P.S. anyone with a real interest in learning more on this subject should read John Taylor Gatto. His opus, “The Underground History of American Education” is available on-line for free aa are shorter essays like “The 6 lesson Schoolteacher.” Also Holt, who was an earlier advocate. Both former teachers, oddly enough (NOT!)
Up through about age 12, I was a Montessori student, which is about as close as you can get to unschooling in a recognized educational setting. We had some generalized lessons and goals, but a lot of what we did was self-starting. I thrived, as did many others, but some kids were just lost.
Good story, InterestedObserver. I’ve toyed around with the idea of only sending my kid to school every other year or so until high school, but he’s only 13 months so I have awhile to think about it :p. One thing, though: how do you work when your kid isn’t in school, or did one of you always stay home with him? Daniel Quinn has an interesting theory that public school is basically designed to keep child labor out of the workforce. Not in the conspiracy sense that it was intentionally created that way, but it sort of just evolved that way.

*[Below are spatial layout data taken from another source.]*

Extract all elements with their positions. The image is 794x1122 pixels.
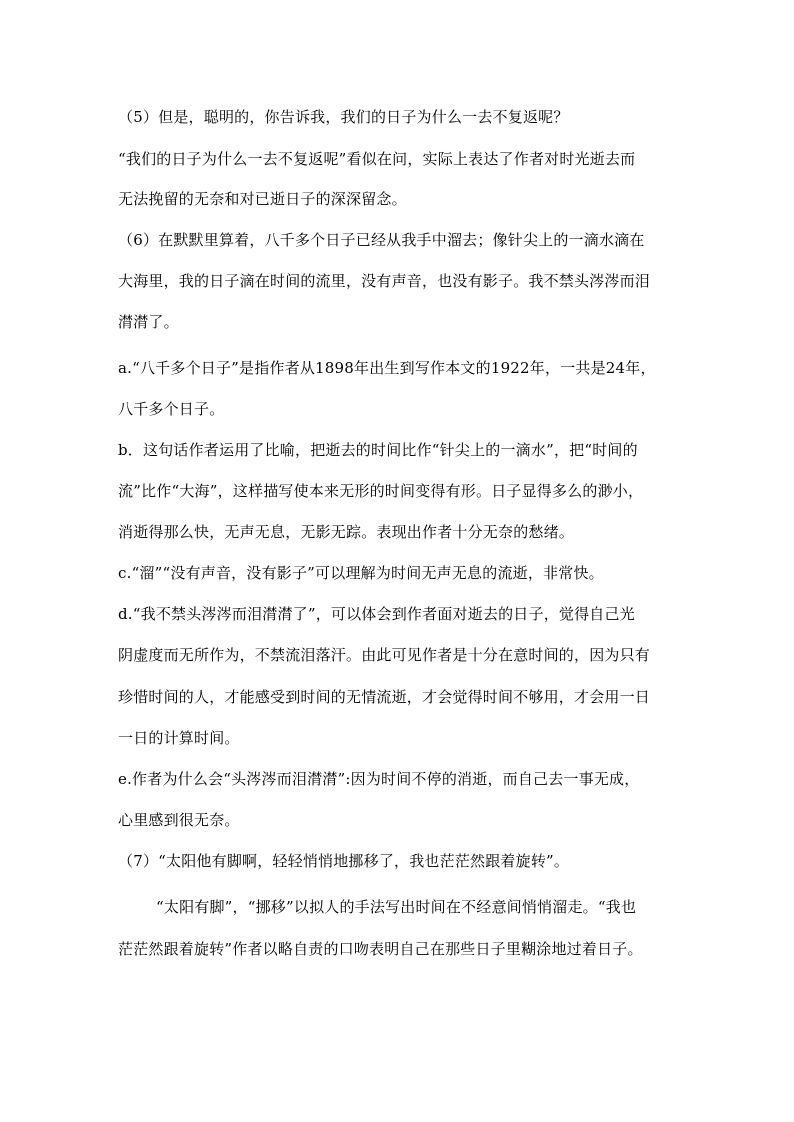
note-e-line-2: 心里感到很无奈。 <box>118 811 240 829</box>
note-d-line-3: 珍惜时间的人，才能感受到时间的无情流逝，才会觉得时间不够用，才会用一日 <box>118 688 651 706</box>
paragraph-6-line-1: （6）在默默里算着，八千多个日子已经从我手中溜去；像针尖上的一滴水滴在 <box>118 231 645 249</box>
note-c: c.“溜”“没有声音，没有影子”可以理解为时间无声无息的流逝，非常快。 <box>118 564 604 582</box>
note-a-line-2: 八千多个日子。 <box>118 400 225 418</box>
note-d-line-4: 一日的计算时间。 <box>118 729 240 747</box>
note-b-line-1: b．这句话作者运用了比喻，把逝去的时间比作“针尖上的一滴水”，把“时间的 <box>118 441 638 459</box>
paragraph-7-quote: （7）“太阳他有脚啊，轻轻悄悄地挪移了，我也茫茫然跟着旋转”。 <box>118 852 570 870</box>
note-d-line-1: d.“我不禁头涔涔而泪潸潸了”，可以体会到作者面对逝去的日子，觉得自己光 <box>118 605 635 623</box>
paragraph-7-analysis-line-2: 茫茫然跟着旋转”作者以略自责的口吻表明自己在那些日子里糊涂地过着日子。 <box>118 940 643 958</box>
note-e-line-1: e.作者为什么会“头涔涔而泪潸潸”:因为时间不停的消逝，而自己去一事无成， <box>118 770 640 788</box>
paragraph-6-line-3: 潸潸了。 <box>118 313 179 331</box>
paragraph-6-line-2: 大海里，我的日子滴在时间的流里，没有声音，也没有影子。我不禁头涔涔而泪 <box>118 272 651 290</box>
note-b-line-2: 流”比作“大海”，这样描写使本来无形的时间变得有形。日子显得多么的渺小， <box>118 482 644 500</box>
paragraph-5-analysis-line-1: “我们的日子为什么一去不复返呢”看似在问，实际上表达了作者对时光逝去而 <box>118 150 636 168</box>
paragraph-5-analysis-line-2: 无法挽留的无奈和对已逝日子的深深留念。 <box>118 190 407 208</box>
paragraph-7-analysis-line-1: “太阳有脚”，“挪移”以拟人的手法写出时间在不经意间悄悄溜走。“我也 <box>156 898 637 916</box>
note-d-line-2: 阴虚度而无所作为，不禁流泪落汗。由此可见作者是十分在意时间的，因为只有 <box>118 646 651 664</box>
paragraph-5-question: （5）但是，聪明的，你告诉我，我们的日子为什么一去不复返呢？ <box>118 108 569 126</box>
note-b-line-3: 消逝得那么快，无声无息，无影无踪。表现出作者十分无奈的愁绪。 <box>118 523 575 541</box>
note-a-line-1: a.“八千多个日子”是指作者从1898年出生到写作本文的1922年，一共是24年， <box>118 359 656 377</box>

I agree, that’s some pretty compelling arguments for this method. I did very well in standard public schools (“with structure,” ugh), as I’m sure a lot of people here did. But in the 12 years I spent there, I spent more than enough time being bored, unchallenged, being ordered to do things in a specific lowest-common-denominator way for no particular reason, and so on. If I compare the good, bad, and mediocre teachers, I don’t think the percentages look very good. I did figure out how to deal with boredom but much of that time was not well spent. I’m surprised anybody would look at it that way.
I was bored out of my skull during much of my public education. Senior year, they finally decided to set up accelerated classes. About 12 years too late–I’d developed some pretty lazy study habits by then. But I survived.

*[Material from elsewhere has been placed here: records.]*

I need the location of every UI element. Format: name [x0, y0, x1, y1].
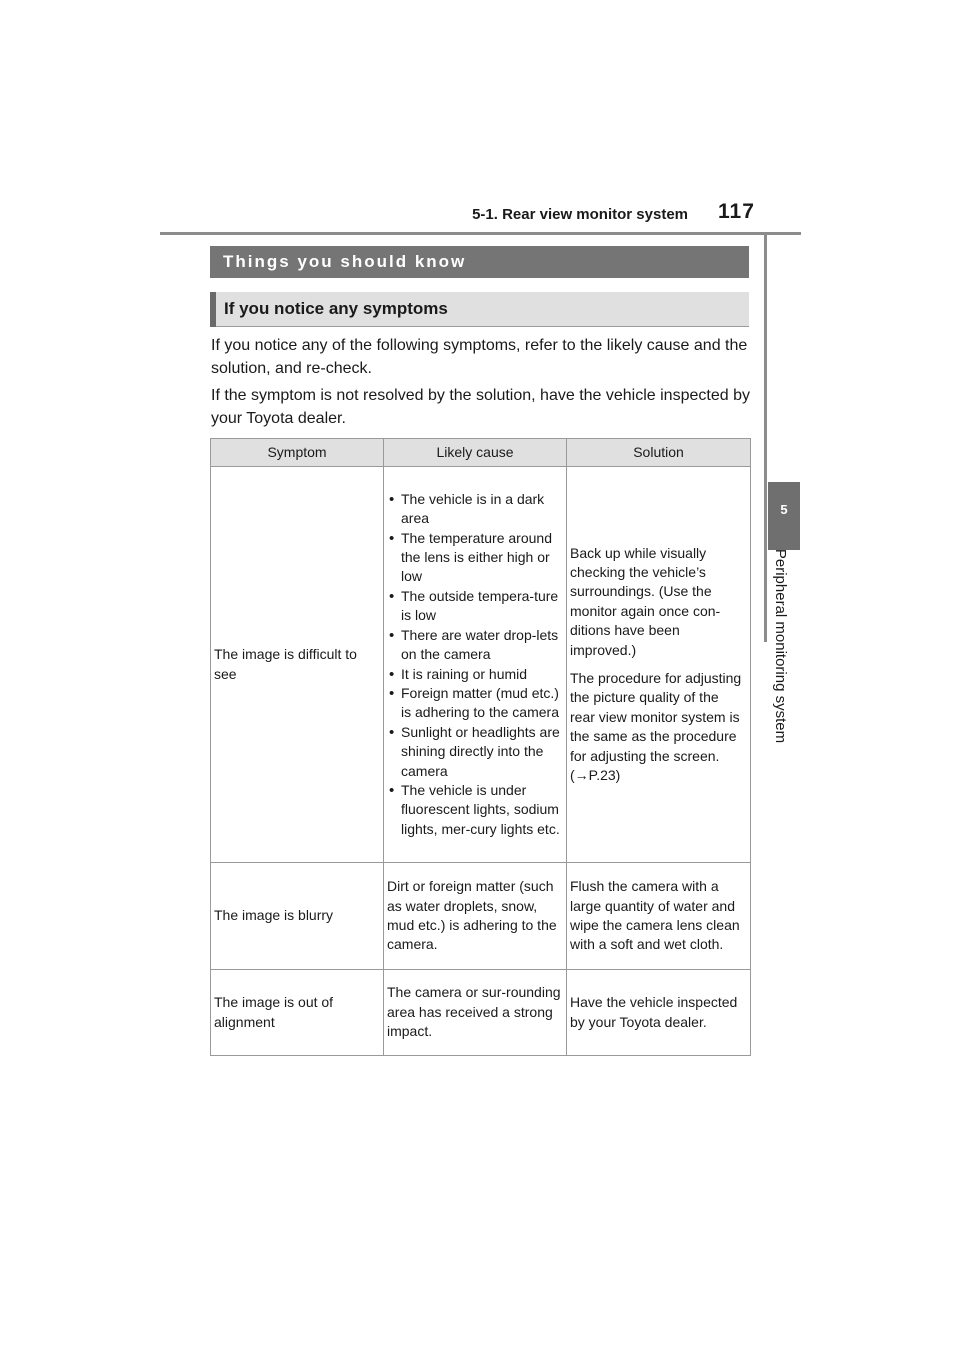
- cause-list: [385, 490, 564, 839]
- section-title: 5-1. Rear view monitor system: [472, 206, 688, 223]
- table-row: [211, 970, 751, 1056]
- subheading-accent-bar: [210, 292, 216, 327]
- table-header-row: [211, 439, 751, 467]
- chapter-label: Peripheral monitoring system: [772, 548, 789, 744]
- header-divider: [160, 232, 801, 235]
- side-divider: [764, 232, 767, 642]
- table-row: [211, 467, 751, 863]
- symptoms-subheading: [210, 292, 749, 327]
- chapter-number: 5: [780, 502, 788, 517]
- list-item: • Sunlight or headlights are shining directly into the camera: [385, 723, 564, 781]
- symptom-cell: The image is out of alignment: [211, 970, 384, 1056]
- solution-cell: Flush the camera with a large quantity of water and wipe the camera lens clean with a soft and wet cloth.: [567, 863, 751, 970]
- page-number: 117: [718, 200, 755, 223]
- table-row: [211, 863, 751, 970]
- list-item: • Foreign matter (mud etc.) is adhering to the camera: [385, 684, 564, 723]
- symptom-cell: The image is blurry: [211, 863, 384, 970]
- symptom-cell: The image is difficult to see: [211, 467, 384, 863]
- solution-text: Back up while visually checking the vehicle’s surroundings. (Use the monitor again once con-ditions have been improved.): [570, 544, 721, 658]
- intro-paragraph: If the symptom is not resolved by the solution, have the vehicle inspected by your Toyota dealer.: [211, 387, 750, 427]
- solution-text: The procedure for adjusting the picture quality of the rear view monitor system is the same as the procedure for adjusting the screen. (→P.23): [570, 670, 742, 784]
- column-header: Likely cause: [384, 439, 567, 467]
- list-item: • The temperature around the lens is either high or low: [385, 529, 564, 587]
- column-header: Solution: [567, 439, 751, 467]
- cause-cell: The camera or sur-rounding area has received a strong impact.: [384, 970, 567, 1056]
- solution-cell: [567, 467, 751, 863]
- intro-paragraph: If you notice any of the following symptoms, refer to the likely cause and the solution, and re-check.: [211, 337, 748, 377]
- banner-title: Things you should know: [223, 252, 467, 271]
- things-you-should-know-banner: [210, 246, 749, 278]
- symptom-table: [210, 438, 751, 1056]
- list-item: • The vehicle is under fluorescent lights, sodium lights, mer-cury lights etc.: [385, 781, 564, 839]
- column-header: Symptom: [211, 439, 384, 467]
- solution-cell: Have the vehicle inspected by your Toyota dealer.: [567, 970, 751, 1056]
- list-item: • It is raining or humid: [385, 665, 564, 684]
- list-item: • The vehicle is in a dark area: [385, 490, 564, 529]
- cause-cell: [384, 467, 567, 863]
- list-item: • The outside tempera-ture is low: [385, 587, 564, 626]
- cause-cell: Dirt or foreign matter (such as water droplets, snow, mud etc.) is adhering to the camera.: [384, 863, 567, 970]
- subheading-title: If you notice any symptoms: [224, 299, 448, 318]
- list-item: • There are water drop-lets on the camera: [385, 626, 564, 665]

However, my mother was a widow with 3 kids. We got some government money, but she really had to have a full time job. “Unschooling” seems like a nice pastime for educated ladies who can afford to stay out of the work force.

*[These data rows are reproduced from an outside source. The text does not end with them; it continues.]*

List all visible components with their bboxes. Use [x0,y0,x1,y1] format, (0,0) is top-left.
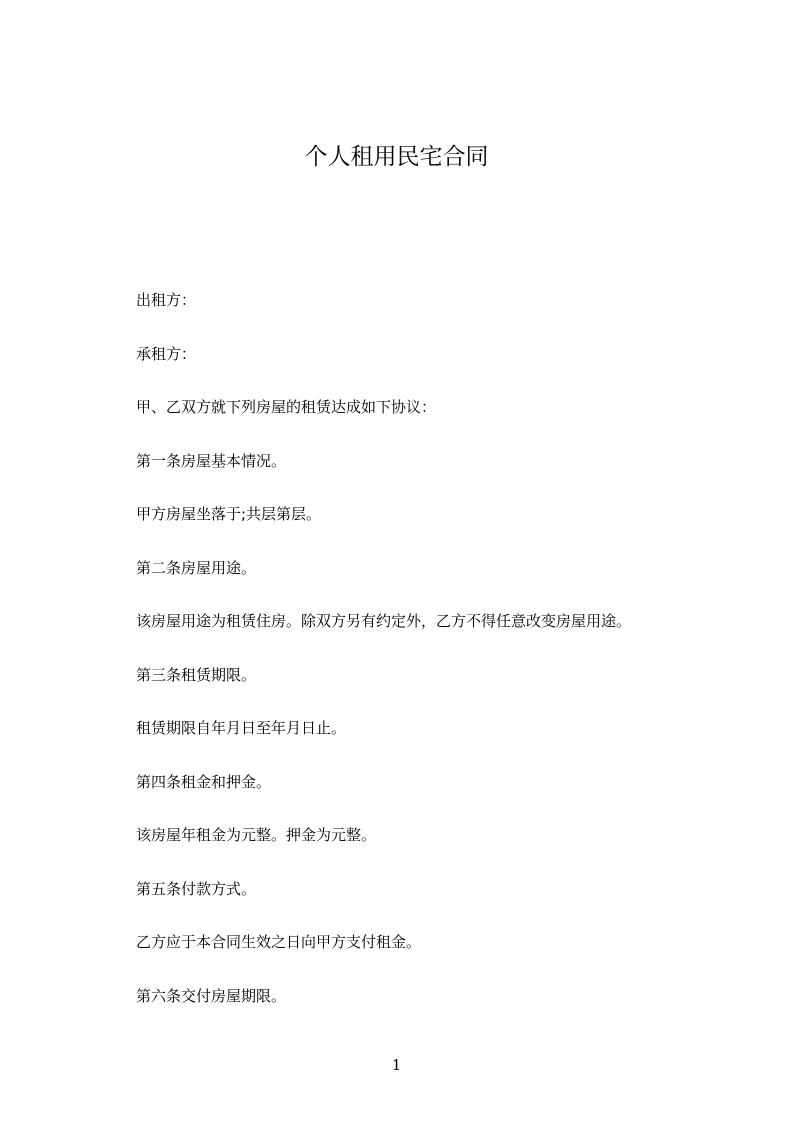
article-3-heading: 第三条租赁期限。 [136,665,257,684]
article-1-text: 甲方房屋坐落于;共层第层。 [136,505,322,523]
article-6-heading: 第六条交付房屋期限。 [136,986,287,1005]
article-4-heading: 第四条租金和押金。 [136,772,272,791]
article-3-text: 租赁期限自年月日至年月日止。 [136,719,347,737]
article-2-heading: 第二条房屋用途。 [136,558,257,577]
article-1-heading: 第一条房屋基本情况。 [136,451,287,470]
article-2-text: 该房屋用途为租赁住房。除双方另有约定外，乙方不得任意改变房屋用途。 [136,612,632,630]
agreement-intro-line: 甲、乙双方就下列房屋的租赁达成如下协议： [136,398,437,416]
contract-body [136,290,716,1039]
article-5-heading: 第五条付款方式。 [136,879,257,898]
document-title: 个人租用民宅合同 [304,144,489,170]
party-lessor-line: 出租方： [136,291,197,309]
page-number: 1 [391,1056,402,1074]
party-lessee-line: 承租方： [136,344,197,363]
article-4-text: 该房屋年租金为元整。押金为元整。 [136,826,377,844]
article-5-text: 乙方应于本合同生效之日向甲方支付租金。 [136,933,422,951]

I think this aspect of homeschooling/unschooling might be something that confounds the research regarding the effectiveness of these approaches. I’m not saying that the approaches aren’t helpful for some students, but if you have the ability to have one parent home pretty much all the time to guide the student-run learning process, I would think that one variable makes a huge difference in student involvement in the educational process regardless of method.
It wouldn’t have been practical for my family either, I’m sure.
You’d be surprised how little homeschooling/unschooling families will live on in order to live the lifestyle they choose. Some parents will work at home or even trade shifts in order to pull it off, but a lot of them just live on very little. There are single-parent families that homeschool, though I don’t quite know how they pull it off.
One friend of mine is a homeschooler in Las Vegas. Her husband is a real estate agent, so you can imagine what their income has been for the past 3 years or so–practically nothing. She has become an expert in gardening (in Las Vegas!) and food storage. They have not received any gov’t or church assistance; instead, she started a website to teach others what she has learned. They are still living on nothing, still homeschooling.
Of course I’ll grant that homeschooling is not for everyone, and it isn’t financially feasible for quite a few. But there are an awful lot of homeschoolers living on less than you would expect, because they figure it’s worth it. I saw some figures a while back–people with quite high incomes mostly don’t homeschool, they seem to spring for private school instead. Homeschooling appeals more to middle and lower-income people. It gets rarer for people in poverty, of course, but like I said–you’d be surprised.
I guess I should add that we went completely without income for most of last year. It wasn’t very fun, but we still homeschooled. We did sell out to the Man and joined a charter that pays for materials.